Today a plumber removed a sink from my house and sealed the two corresponding pipes at the location where they branch from the rest of the system. I expressly asked him to do this because I wanted to avoid having a dead run of pipe in my walls where bacteria could develop and cause serious health risks.

This is the end result. I marked in red where the dead leg starts for each of the pipes that got cut.


I've been reading online about the risk of bacteria such as legionella developing in the system and the recommendation seems to be that the dead leg's maximum length should be at most 1.5 times the diameter of the pipe itself. The dead legs shown in the picture are about 4 times the diameter.

I would like to understand whether this poses a health risk and whether I ought to ask the plumber to come and shorten the pipes.

  • 2
    Are you on a city water supply or well water? If in city water I would not be concerned at all. If on well water I would be worried about other things well before legionella, prior to 1976 this had not been discovered, how often do you actually hear about it? I am sure there will be some that say this is horrible, what about snow birds that don’t use any water for months at a time you don’t hear about them getting sick regularly. I see this as an opinion based question.
    – Ed Beal
    Mar 30, 2021 at 17:47
  • Thanks. I am indeed on a city water supply. Are there additives in the water that prevent growth?
    – kettlepot
    Mar 30, 2021 at 22:27
  • 2
    The water is treated and has a residual chlorine content that kills bacteria. I would not be concerned in the slightest.
    – Ed Beal
    Mar 31, 2021 at 13:48

1 Answer 1


I would not be overly concerned about this unless it was the highest point in your plumbing or if you had low water pressure from the water supply (or if you are on well water).

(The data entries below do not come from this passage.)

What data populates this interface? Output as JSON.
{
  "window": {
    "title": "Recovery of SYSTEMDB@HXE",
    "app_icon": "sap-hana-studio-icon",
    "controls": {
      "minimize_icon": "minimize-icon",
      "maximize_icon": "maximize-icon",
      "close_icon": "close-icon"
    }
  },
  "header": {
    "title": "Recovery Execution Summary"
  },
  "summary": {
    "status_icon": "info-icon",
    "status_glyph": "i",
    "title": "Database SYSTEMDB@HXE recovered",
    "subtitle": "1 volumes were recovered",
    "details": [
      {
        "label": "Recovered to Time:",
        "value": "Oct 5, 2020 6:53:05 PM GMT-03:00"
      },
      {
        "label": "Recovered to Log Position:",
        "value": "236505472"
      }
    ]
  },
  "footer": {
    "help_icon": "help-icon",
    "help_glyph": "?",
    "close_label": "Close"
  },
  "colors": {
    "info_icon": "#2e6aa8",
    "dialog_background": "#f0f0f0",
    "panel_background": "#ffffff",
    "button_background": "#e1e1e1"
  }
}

These couple of inches extra should be flushed with water at all times and recycled with the rest of the water supply. There is no reason to believe that the water in these small sections would remain stagnant, as they are just way too small to have "standing" water.

If you are concerned I would have the plumber not cap these at all, take out the nearest T and change it for a right angle.

Now there are a TON of benefits to block framing (from the materials I am guessing France or Italy) but plumbing and rerouting the plumbing... no. We simply don't have many instances in the US like this because the plumbing is easily modified inside 2x construction.

  • Close, Netherlands :) but this is at a pretty high point in the plumbing. In the photo the pipes go into the ceiling and then route through the house. Does that create an extra concern?
    – kettlepot
    Mar 30, 2021 at 22:28
  • Pretty high point or near/at the highest point? Or level with highest point?
    – DMoore
    Mar 31, 2021 at 3:53
  • I'd say about 20 cm (7.8 inches) away from the highest point (I can't see how far the pipes go into the ceiling before they level off, but I assume not that far).
    – kettlepot
    Mar 31, 2021 at 7:23
  • If it isn't on the highest end and you have a city water source that is pressurized you don't have an issue. If you are that worried about it just have those two Ts replaced. It is not easy taking off a wet T though and your plumber may have issues - so you are introducing two possible points of leaking in the future.